Madrid, Cundinamarca

Por: Antonio Caballero

Voy en taxi a Madrid, Cundinamarca. Verdes frescos, verdes tiernos, verdes ácidos, verdes lisos, verdes crespos y esponjados y rezumantes de verde, verdes pálidos, verdes biches, verdes vivos y claros, verdes verde veronés.Todos los tonos, todos los matices del verde, desde el del sauce hasta el del trébol, desde el del pasto hasta el del junco, hasta el del charco, hasta el de la cebada todavía sin segar. Una marejada de verdes apenas contenida por la plata oscura y seria de las solemnes hileras de eucaliptos que se mecen y suspiran en el viento de la Sabana. Un cielo líquido, desvaído, cargado de vagas nubes cambiantes de algodón deshilachado. La luz centelleante de la cordillera, que hace guiñar los ojos. El taxista advierte:
-Ojo a la jediondez: es el río Bogotá.
Más que ojo, nariz. Pero dejamos atrás la jediondez del río podrido y entramos en Madrid, antiguo pueblo sabanero. Más antiguo que el otro Madrid de España, ese lugar de La Mancha que el rey Felipe II designó capital de medio mundo en 1561, hace 433 años, cuando el Madrid de acá llevaba ya dos años de fundado como pueblo de españoles, y siglos como aldea chibcha. Pero no se llamaba Madrid.

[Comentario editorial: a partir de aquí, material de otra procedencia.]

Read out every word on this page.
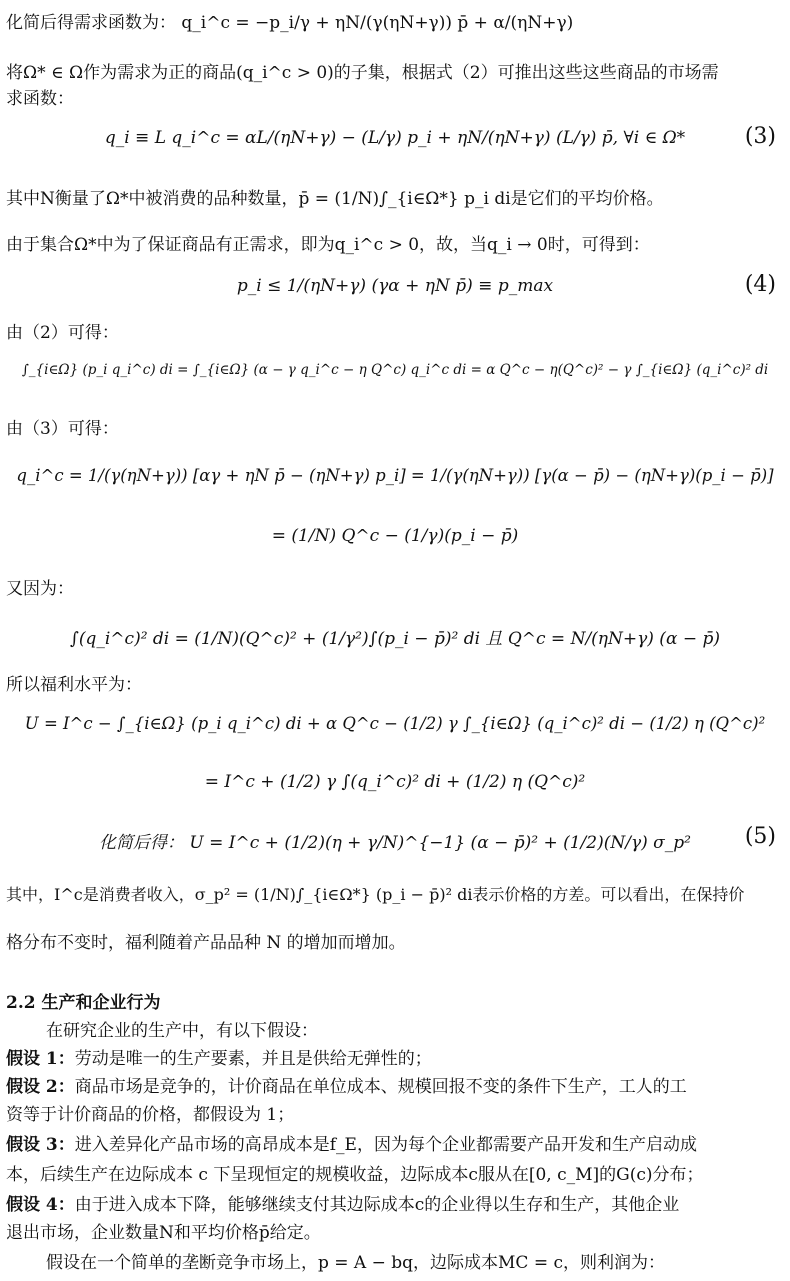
化简后得需求函数为： q_i^c = −p_i/γ + ηN/(γ(ηN+γ)) p̄ + α/(ηN+γ)
将Ω* ∈ Ω作为需求为正的商品(q_i^c > 0)的子集，根据式（2）可推出这些这些商品的市场需
求函数：
q_i ≡ L q_i^c = αL/(ηN+γ) − (L/γ) p_i + ηN/(ηN+γ) (L/γ) p̄, ∀i ∈ Ω*	(3)
其中N衡量了Ω*中被消费的品种数量，p̄ = (1/N)∫_{i∈Ω*} p_i di是它们的平均价格。
由于集合Ω*中为了保证商品有正需求，即为q_i^c > 0，故，当q_i → 0时，可得到：
p_i ≤ 1/(ηN+γ) (γα + ηN p̄) ≡ p_max	(4)
由（2）可得：
∫_{i∈Ω} (p_i q_i^c) di = ∫_{i∈Ω} (α − γ q_i^c − η Q^c) q_i^c di = α Q^c − η(Q^c)² − γ ∫_{i∈Ω} (q_i^c)² di
由（3）可得：
q_i^c = 1/(γ(ηN+γ)) [αγ + ηN p̄ − (ηN+γ) p_i] = 1/(γ(ηN+γ)) [γ(α − p̄) − (ηN+γ)(p_i − p̄)]
= (1/N) Q^c − (1/γ)(p_i − p̄)
又因为：
∫(q_i^c)² di = (1/N)(Q^c)² + (1/γ²)∫(p_i − p̄)² di 且 Q^c = N/(ηN+γ) (α − p̄)
所以福利水平为：
U = I^c − ∫_{i∈Ω} (p_i q_i^c) di + α Q^c − (1/2) γ ∫_{i∈Ω} (q_i^c)² di − (1/2) η (Q^c)²
= I^c + (1/2) γ ∫(q_i^c)² di + (1/2) η (Q^c)²
化简后得： U = I^c + (1/2)(η + γ/N)^{−1} (α − p̄)² + (1/2)(N/γ) σ_p²	(5)
其中，I^c是消费者收入，σ_p² = (1/N)∫_{i∈Ω*} (p_i − p̄)² di表示价格的方差。可以看出，在保持价
格分布不变时，福利随着产品品种 N 的增加而增加。
2.2 生产和企业行为
在研究企业的生产中，有以下假设：
假设 1：劳动是唯一的生产要素，并且是供给无弹性的；
假设 2：商品市场是竞争的，计价商品在单位成本、规模回报不变的条件下生产，工人的工
资等于计价商品的价格，都假设为 1；
假设 3：进入差异化产品市场的高昂成本是f_E，因为每个企业都需要产品开发和生产启动成
本，后续生产在边际成本 c 下呈现恒定的规模收益，边际成本c服从在[0, c_M]的G(c)分布；
假设 4：由于进入成本下降，能够继续支付其边际成本c的企业得以生存和生产，其他企业
退出市场，企业数量N和平均价格p̄给定。
假设在一个简单的垄断竞争市场上，p = A − bq，边际成本MC = c，则利润为：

Llegar al otro, al Madrid de España, es cosa muy distinta. Para empezar, allá no hay verde. Si acaso el verdinegro sucio de un pantano, que es como llaman allá a los embalses de las represas eléctricas. Al Madrid de allá se llega surcando un cielo imperturbablemente azul, bruñido y refulgente como una plancha de hierro incandescente sobre el erial de Castilla. El piloto del avión advierte:
-La temperatura local es de 34 grados centígrados a la sombra.

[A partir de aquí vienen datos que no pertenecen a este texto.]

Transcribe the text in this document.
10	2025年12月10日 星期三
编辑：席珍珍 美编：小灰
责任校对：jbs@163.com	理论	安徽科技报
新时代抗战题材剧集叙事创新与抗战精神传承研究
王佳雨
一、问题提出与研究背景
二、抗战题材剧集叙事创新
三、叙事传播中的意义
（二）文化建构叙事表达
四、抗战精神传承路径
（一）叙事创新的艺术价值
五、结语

Y sí: incluso desde la altura transparente del cielo se ven reverberar abajo enteros los 34 grados, sólidos, implacables, como se puede ver la vaharada al rojo del calor de un horno. Tierras blanquecinas de caliza machacadas al sol, tierras grises como la panza de un burro, tierras de siena quemadas, ocres apagados, barros secos, amarillos de un pálido color limón, rosas encendidos de arcilla, rojos de brasa, negros de carbón. Un paisaje reseco que se volatiliza en el aire caliente. Tierras trianguladas, cuadriculadas de campos rayados de negro, onduladas de montes cenicientos, acribillados de olivos negros, como picadas de viruelas. Cauces secos de ríos como culebras renegridas, caminos blancos de cal como pieles muertas de culebra, carrileras de tren de un rojo pardo de óxido de hierro que se estiran sobre la ancha llanura esteparia achicharrada de luz como si estuvieran dibujadas con tiza sobre un mapa. Se baja uno, respira el olor a fuego derretido que despide el asfalto, y coge un taxi.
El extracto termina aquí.